Back to property, she engages in a lengthy discussion about the creation of the buy-to-let market by mortgage firms, and the differences between the UK and Irish housing markets. “I know that in Ireland in terms of houses it’s...” she seeks a description, “a little bit f***ed. Which is not a nice way of saying it. Economically it is a bizarre situation. The difficulty this time around is because that debt was so easy to get, people were building houses almost to get the debt.
“It wasn’t based on demand, it was just based on the ability to get money from banks. This was slack lending.” She says developers will continue to make money, but ultimately “what you want as a developer is a nice, stable, flat market, so you know where you are. You don’t want it to rise and fall dramatically, floating up and down quickly so no one knows where they are – that’s all a bit scary,” adding there’s always going to be massive risks when large amounts of money are available.
“You never hear farmers going: ‘That was a cracking year, I’m going to buy loads of tractors and go to the Seychelles.’ ”
Does she feel at all complicit in the property bubble given that she was – and continues to be – the face of property television programming, along with the advice books that accompanied Property Ladder?

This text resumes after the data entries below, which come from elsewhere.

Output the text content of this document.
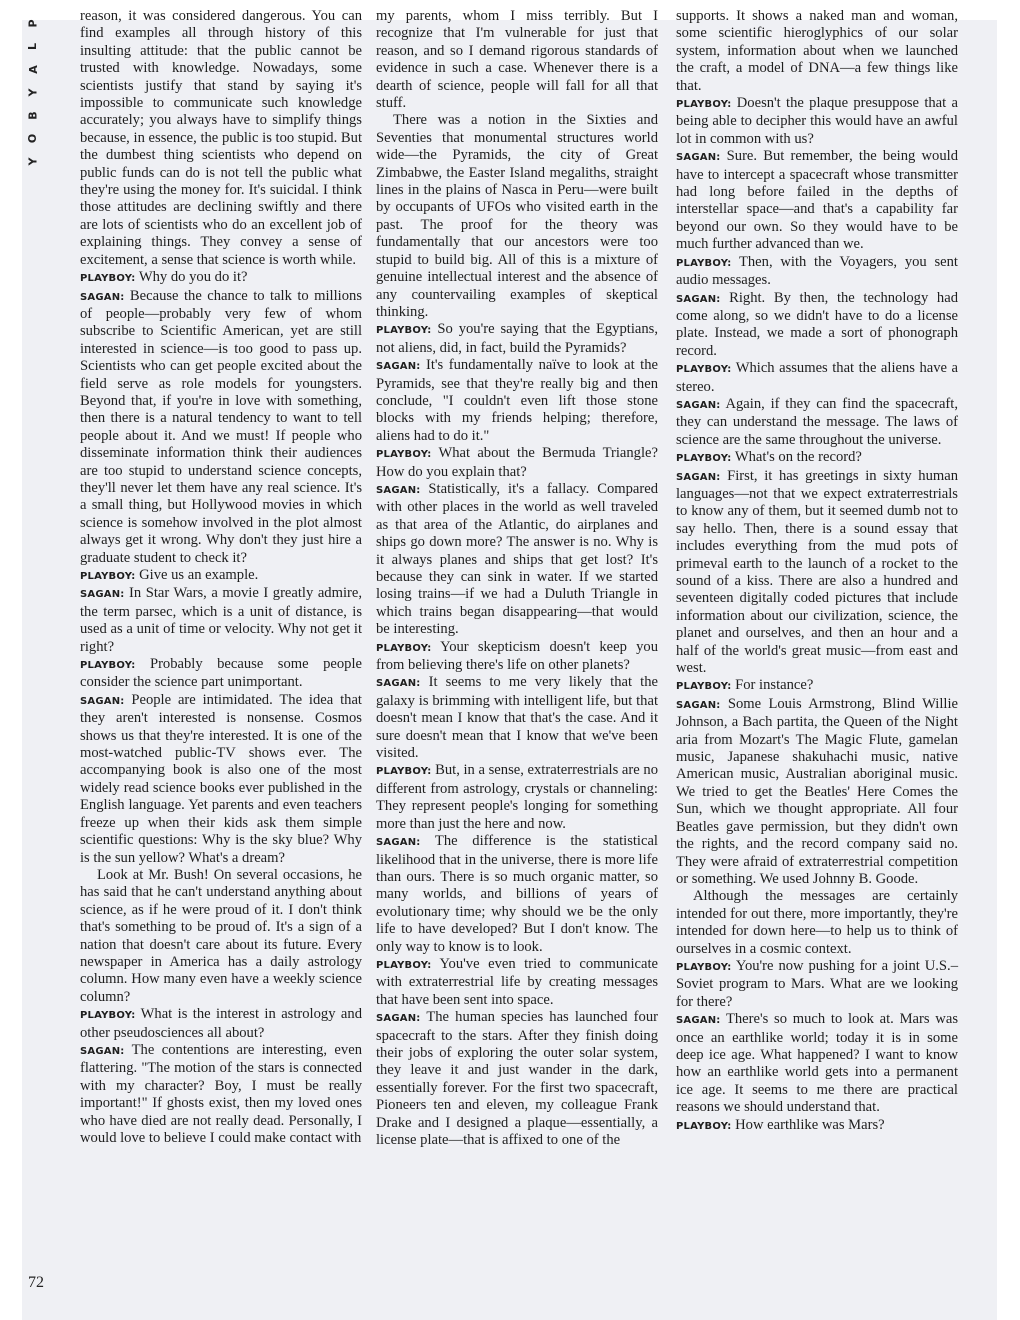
P
L
A
Y
B
O
Y

reason, it was considered dangerous. You can find examples all through history of this insulting attitude: that the public cannot be trusted with knowledge. Nowadays, some scientists justify that stand by saying it's impossible to communicate such knowledge accurately; you always have to simplify things because, in essence, the public is too stupid. But the dumbest thing scientists who depend on public funds can do is not tell the public what they're using the money for. It's suicidal. I think those attitudes are declining swiftly and there are lots of scientists who do an excellent job of explaining things. They convey a sense of excitement, a sense that science is worth while.

PLAYBOY: Why do you do it?

SAGAN: Because the chance to talk to millions of people—probably very few of whom subscribe to Scientific American, yet are still interested in science—is too good to pass up. Scientists who can get people excited about the field serve as role models for youngsters. Beyond that, if you're in love with something, then there is a natural tendency to want to tell people about it. And we must! If people who disseminate information think their audiences are too stupid to understand science concepts, they'll never let them have any real science. It's a small thing, but Hollywood movies in which science is somehow involved in the plot almost always get it wrong. Why don't they just hire a graduate student to check it?

PLAYBOY: Give us an example.

SAGAN: In Star Wars, a movie I greatly admire, the term parsec, which is a unit of distance, is used as a unit of time or velocity. Why not get it right?

PLAYBOY: Probably because some people consider the science part unimportant.

SAGAN: People are intimidated. The idea that they aren't interested is nonsense. Cosmos shows us that they're interested. It is one of the most-watched public-TV shows ever. The accompanying book is also one of the most widely read science books ever published in the English language. Yet parents and even teachers freeze up when their kids ask them simple scientific questions: Why is the sky blue? Why is the sun yellow? What's a dream?

Look at Mr. Bush! On several occasions, he has said that he can't understand anything about science, as if he were proud of it. I don't think that's something to be proud of. It's a sign of a nation that doesn't care about its future. Every newspaper in America has a daily astrology column. How many even have a weekly science column?

PLAYBOY: What is the interest in astrology and other pseudosciences all about?

SAGAN: The contentions are interesting, even flattering. "The motion of the stars is connected with my character? Boy, I must be really important!" If ghosts exist, then my loved ones who have died are not really dead. Personally, I would love to believe I could make contact with

my parents, whom I miss terribly. But I recognize that I'm vulnerable for just that reason, and so I demand rigorous standards of evidence in such a case. Whenever there is a dearth of science, people will fall for all that stuff.

There was a notion in the Sixties and Seventies that monumental structures world wide—the Pyramids, the city of Great Zimbabwe, the Easter Island megaliths, straight lines in the plains of Nasca in Peru—were built by occupants of UFOs who visited earth in the past. The proof for the theory was fundamentally that our ancestors were too stupid to build big. All of this is a mixture of genuine intellectual interest and the absence of any countervailing examples of skeptical thinking.

PLAYBOY: So you're saying that the Egyptians, not aliens, did, in fact, build the Pyramids?

SAGAN: It's fundamentally naïve to look at the Pyramids, see that they're really big and then conclude, "I couldn't even lift those stone blocks with my friends helping; therefore, aliens had to do it."

PLAYBOY: What about the Bermuda Triangle? How do you explain that?

SAGAN: Statistically, it's a fallacy. Compared with other places in the world as well traveled as that area of the Atlantic, do airplanes and ships go down more? The answer is no. Why is it always planes and ships that get lost? It's because they can sink in water. If we started losing trains—if we had a Duluth Triangle in which trains began disappearing—that would be interesting.

PLAYBOY: Your skepticism doesn't keep you from believing there's life on other planets?

SAGAN: It seems to me very likely that the galaxy is brimming with intelligent life, but that doesn't mean I know that that's the case. And it sure doesn't mean that I know that we've been visited.

PLAYBOY: But, in a sense, extraterrestrials are no different from astrology, crystals or channeling: They represent people's longing for something more than just the here and now.

SAGAN: The difference is the statistical likelihood that in the universe, there is more life than ours. There is so much organic matter, so many worlds, and billions of years of evolutionary time; why should we be the only life to have developed? But I don't know. The only way to know is to look.

PLAYBOY: You've even tried to communicate with extraterrestrial life by creating messages that have been sent into space.

SAGAN: The human species has launched four spacecraft to the stars. After they finish doing their jobs of exploring the outer solar system, they leave it and just wander in the dark, essentially forever. For the first two spacecraft, Pioneers ten and eleven, my colleague Frank Drake and I designed a plaque—essentially, a license plate—that is affixed to one of the

supports. It shows a naked man and woman, some scientific hieroglyphics of our solar system, information about when we launched the craft, a model of DNA—a few things like that.

PLAYBOY: Doesn't the plaque presuppose that a being able to decipher this would have an awful lot in common with us?

SAGAN: Sure. But remember, the being would have to intercept a spacecraft whose transmitter had long before failed in the depths of interstellar space—and that's a capability far beyond our own. So they would have to be much further advanced than we.

PLAYBOY: Then, with the Voyagers, you sent audio messages.

SAGAN: Right. By then, the technology had come along, so we didn't have to do a license plate. Instead, we made a sort of phonograph record.

PLAYBOY: Which assumes that the aliens have a stereo.

SAGAN: Again, if they can find the spacecraft, they can understand the message. The laws of science are the same throughout the universe.

PLAYBOY: What's on the record?

SAGAN: First, it has greetings in sixty human languages—not that we expect extraterrestrials to know any of them, but it seemed dumb not to say hello. Then, there is a sound essay that includes everything from the mud pots of primeval earth to the launch of a rocket to the sound of a kiss. There are also a hundred and seventeen digitally coded pictures that include information about our civilization, science, the planet and ourselves, and then an hour and a half of the world's great music—from east and west.

PLAYBOY: For instance?

SAGAN: Some Louis Armstrong, Blind Willie Johnson, a Bach partita, the Queen of the Night aria from Mozart's The Magic Flute, gamelan music, Japanese shakuhachi music, native American music, Australian aboriginal music. We tried to get the Beatles' Here Comes the Sun, which we thought appropriate. All four Beatles gave permission, but they didn't own the rights, and the record company said no. They were afraid of extraterrestrial competition or something. We used Johnny B. Goode.

Although the messages are certainly intended for out there, more importantly, they're intended for down here—to help us to think of ourselves in a cosmic context.

PLAYBOY: You're now pushing for a joint U.S.–Soviet program to Mars. What are we looking for there?

SAGAN: There's so much to look at. Mars was once an earthlike world; today it is in some deep ice age. What happened? I want to know how an earthlike world gets into a permanent ice age. It seems to me there are practical reasons we should understand that.

PLAYBOY: How earthlike was Mars?

72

"People have asked me that: 'Do you feel responsible for the economic downturn?' Well, if Gordon Brown was watching me and taking his advice off Property Ladder, then I think we all got off rather lightly! So no, I don't think I'm responsible. I hope to God that I am not."
Beeny maintains she wasn't exactly encouraging about investing in property. "I was always the voice of doom and gloom. I was rather negative about it. I guess people who sit and watch telly – who watch Property Ladder– I don't think they jump up and start developing houses. They might just eat a bag of popcorn or something," she says. "It's a bit like me watching a programme about going on safari and thinking, 'Oh I'm going to do that.' Do I? No. I get up and I do the washing."